Not every condition responded to medication, despite Thornnastor’s claims to the contrary, and he would have seen that surgery was indicated in the EPLH’s case if the whole business had not been so be-fogged with considerations of who and what the patient was and what it was supposed to have done. The fact that the patient was a near-deity, a murderer and generally the type of being not to be trifled with were details which should not have concerned him.
Conway sighed and swung his feet to the floor. He was beginning to feel so comfortable that he decided he had better go to bed before he fell asleep.
Immediately after breakfast next day Conway began setting up things for the EPLH’s operation. He ordered the necessary instruments and equipment sent to the observation ward, gave detailed instructions regarding its sterilization—the patient was supposed to have killed one doctor already for allowing it to become sick, and a dim view would be taken if another one was the cause of it catching something else because of faulty aseptic procedures—and requested the assistance of a Tralthan surgeon to help with the fine work. Then half an hour before he was due to start Conway called on O’Mara.
The Chief Psychologist listened to his report and intended course of action without comment until he had finished, then he said, “Conway, do you realize what could happen to this hospital if that thing got loose? And not just physically loose, I mean. It is seriously disturbed mentally, you say, if not downright psychotic. At
the moment it is unconscious, but from what you tell me its grasp of the psychological sciences is such that it could have us eating out of its manipulatory appendage just by talking at us.
“I’m concerned as to what may happen when it wakes up.”
It was the first time Conway had heard O‘Mara confess to being worried about anything. Several years back when a runaway spaceship had crashed into the hospital, spreading havoc and confusion through sixteen levels, it was said that Major O’Mara had expressed a feeling of concern on that occasion also …
“I’m trying not to think about that,” said Conway apologetically. “It just confuses the issue.”
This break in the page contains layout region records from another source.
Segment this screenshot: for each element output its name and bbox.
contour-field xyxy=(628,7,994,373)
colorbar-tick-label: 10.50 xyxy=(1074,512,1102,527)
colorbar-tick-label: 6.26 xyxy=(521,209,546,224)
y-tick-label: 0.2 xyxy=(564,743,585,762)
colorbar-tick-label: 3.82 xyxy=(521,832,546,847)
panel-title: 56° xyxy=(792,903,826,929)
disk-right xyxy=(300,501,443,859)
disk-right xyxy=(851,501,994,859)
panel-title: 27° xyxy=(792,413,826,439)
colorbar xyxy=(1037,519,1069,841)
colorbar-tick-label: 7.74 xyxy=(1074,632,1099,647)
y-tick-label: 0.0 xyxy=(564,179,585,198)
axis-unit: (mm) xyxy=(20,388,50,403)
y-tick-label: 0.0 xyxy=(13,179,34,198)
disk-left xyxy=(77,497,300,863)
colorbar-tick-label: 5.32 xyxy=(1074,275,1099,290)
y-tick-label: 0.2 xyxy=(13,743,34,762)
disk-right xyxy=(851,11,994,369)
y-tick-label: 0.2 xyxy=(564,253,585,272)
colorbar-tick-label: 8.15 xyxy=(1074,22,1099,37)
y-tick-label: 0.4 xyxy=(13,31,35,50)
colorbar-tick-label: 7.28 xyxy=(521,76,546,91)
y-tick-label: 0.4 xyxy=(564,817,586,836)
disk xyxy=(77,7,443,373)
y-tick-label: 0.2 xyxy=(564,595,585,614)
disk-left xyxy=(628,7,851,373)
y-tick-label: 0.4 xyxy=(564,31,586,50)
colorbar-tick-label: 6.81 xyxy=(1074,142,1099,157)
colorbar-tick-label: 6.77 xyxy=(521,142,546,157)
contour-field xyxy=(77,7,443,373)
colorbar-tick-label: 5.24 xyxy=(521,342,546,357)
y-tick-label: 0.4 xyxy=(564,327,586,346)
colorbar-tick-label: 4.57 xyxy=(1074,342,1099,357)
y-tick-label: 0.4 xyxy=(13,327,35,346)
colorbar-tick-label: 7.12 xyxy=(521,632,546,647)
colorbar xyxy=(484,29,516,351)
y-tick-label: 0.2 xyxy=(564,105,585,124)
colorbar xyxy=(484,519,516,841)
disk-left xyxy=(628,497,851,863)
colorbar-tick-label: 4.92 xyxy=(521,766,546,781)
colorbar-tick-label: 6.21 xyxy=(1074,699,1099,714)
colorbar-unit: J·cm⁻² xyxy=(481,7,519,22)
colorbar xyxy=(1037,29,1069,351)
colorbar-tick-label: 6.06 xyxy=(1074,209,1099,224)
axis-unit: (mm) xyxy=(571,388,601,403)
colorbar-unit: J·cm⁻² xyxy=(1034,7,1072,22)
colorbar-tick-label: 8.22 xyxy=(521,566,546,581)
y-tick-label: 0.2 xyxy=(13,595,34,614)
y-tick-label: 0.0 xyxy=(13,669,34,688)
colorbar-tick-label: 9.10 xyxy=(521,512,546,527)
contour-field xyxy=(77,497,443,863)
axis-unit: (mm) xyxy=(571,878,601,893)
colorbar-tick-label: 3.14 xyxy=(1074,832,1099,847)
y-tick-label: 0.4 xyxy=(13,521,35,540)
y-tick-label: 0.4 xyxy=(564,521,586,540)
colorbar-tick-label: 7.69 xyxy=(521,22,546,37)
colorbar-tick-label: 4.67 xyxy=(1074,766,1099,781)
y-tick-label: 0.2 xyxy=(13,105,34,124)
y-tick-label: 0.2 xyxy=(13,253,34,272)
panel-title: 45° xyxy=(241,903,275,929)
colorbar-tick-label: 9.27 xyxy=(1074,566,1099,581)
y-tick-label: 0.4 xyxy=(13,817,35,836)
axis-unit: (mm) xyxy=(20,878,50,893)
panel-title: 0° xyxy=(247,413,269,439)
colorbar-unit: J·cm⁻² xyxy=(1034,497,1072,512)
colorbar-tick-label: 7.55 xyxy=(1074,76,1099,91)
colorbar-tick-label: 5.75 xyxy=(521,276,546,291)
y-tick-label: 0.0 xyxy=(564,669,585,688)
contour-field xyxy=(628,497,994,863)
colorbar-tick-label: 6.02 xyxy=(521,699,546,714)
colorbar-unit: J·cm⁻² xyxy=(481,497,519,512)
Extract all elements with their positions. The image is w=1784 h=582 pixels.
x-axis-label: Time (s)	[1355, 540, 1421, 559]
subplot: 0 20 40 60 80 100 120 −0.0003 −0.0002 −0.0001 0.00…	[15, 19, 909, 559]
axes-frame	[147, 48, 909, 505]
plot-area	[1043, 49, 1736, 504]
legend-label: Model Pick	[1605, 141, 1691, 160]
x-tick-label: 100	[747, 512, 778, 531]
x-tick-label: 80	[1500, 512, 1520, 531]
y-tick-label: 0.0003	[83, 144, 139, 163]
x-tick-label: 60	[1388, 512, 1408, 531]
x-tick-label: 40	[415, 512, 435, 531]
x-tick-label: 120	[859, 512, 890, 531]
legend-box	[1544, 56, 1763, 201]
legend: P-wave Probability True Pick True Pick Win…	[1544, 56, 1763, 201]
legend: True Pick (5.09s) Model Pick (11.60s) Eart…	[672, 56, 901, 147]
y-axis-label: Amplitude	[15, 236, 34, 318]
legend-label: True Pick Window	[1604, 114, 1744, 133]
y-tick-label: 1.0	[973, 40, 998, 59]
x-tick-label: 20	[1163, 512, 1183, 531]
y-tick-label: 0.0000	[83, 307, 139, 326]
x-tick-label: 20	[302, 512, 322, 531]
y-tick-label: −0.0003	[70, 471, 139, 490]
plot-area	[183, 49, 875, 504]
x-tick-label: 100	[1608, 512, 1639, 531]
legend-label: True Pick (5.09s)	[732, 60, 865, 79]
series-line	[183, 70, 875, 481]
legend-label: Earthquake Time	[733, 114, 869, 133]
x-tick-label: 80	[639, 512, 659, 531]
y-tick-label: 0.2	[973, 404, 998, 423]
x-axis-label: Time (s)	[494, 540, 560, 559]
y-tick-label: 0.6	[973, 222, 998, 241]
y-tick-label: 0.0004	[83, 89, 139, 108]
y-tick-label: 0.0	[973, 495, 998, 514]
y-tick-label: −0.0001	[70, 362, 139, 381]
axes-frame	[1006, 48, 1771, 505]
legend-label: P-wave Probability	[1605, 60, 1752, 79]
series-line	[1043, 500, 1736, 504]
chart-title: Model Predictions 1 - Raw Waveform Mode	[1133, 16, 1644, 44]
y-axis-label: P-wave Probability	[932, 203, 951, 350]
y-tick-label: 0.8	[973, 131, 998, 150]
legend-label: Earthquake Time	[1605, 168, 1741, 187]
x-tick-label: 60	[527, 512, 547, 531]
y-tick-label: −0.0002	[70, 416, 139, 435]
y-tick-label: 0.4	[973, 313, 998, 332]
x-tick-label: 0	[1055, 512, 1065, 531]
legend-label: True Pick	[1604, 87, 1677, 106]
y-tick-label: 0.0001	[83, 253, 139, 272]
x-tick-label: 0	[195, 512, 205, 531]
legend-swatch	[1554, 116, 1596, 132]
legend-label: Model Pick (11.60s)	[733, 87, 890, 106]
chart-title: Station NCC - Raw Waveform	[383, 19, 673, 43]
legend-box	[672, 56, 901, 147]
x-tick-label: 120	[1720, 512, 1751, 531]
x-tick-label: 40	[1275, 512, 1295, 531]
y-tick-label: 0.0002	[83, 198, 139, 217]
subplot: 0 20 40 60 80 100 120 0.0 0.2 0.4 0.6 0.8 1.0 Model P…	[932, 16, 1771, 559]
O’Mara took a deep breath and let it out slowly through his nose, a mannerism of his which could convey more than twenty scathing sentences. He said coldly, “Somebody should think about these things, Doctor. I trust you will have no objection to me observing the coming operation … ?”
To what was nothing less than a politely worded order there could be no reply other than an equally polite, “Glad to have you, sir.”
When they arrived in the observation ward the patient’s “bed” had been raised to a comfortable operating height and the EPLH itself was strapped securely into position. The Tralthan had taken its place beside the recording and anesthetizing gear and had one eye on the patient, one on its equipment and the other two directed toward Prilicla with whom it was discussing a particularly juicy piece of scandal which had come to light the previous day. As the two beings concerned were PVSJ chlorine-breathers the affair could have only an academic interest for them, but apparently their academic interest was intense. At the sight of O’Mara, however, the scandal-mongering ceased forthwith. Conway gave the signal to begin.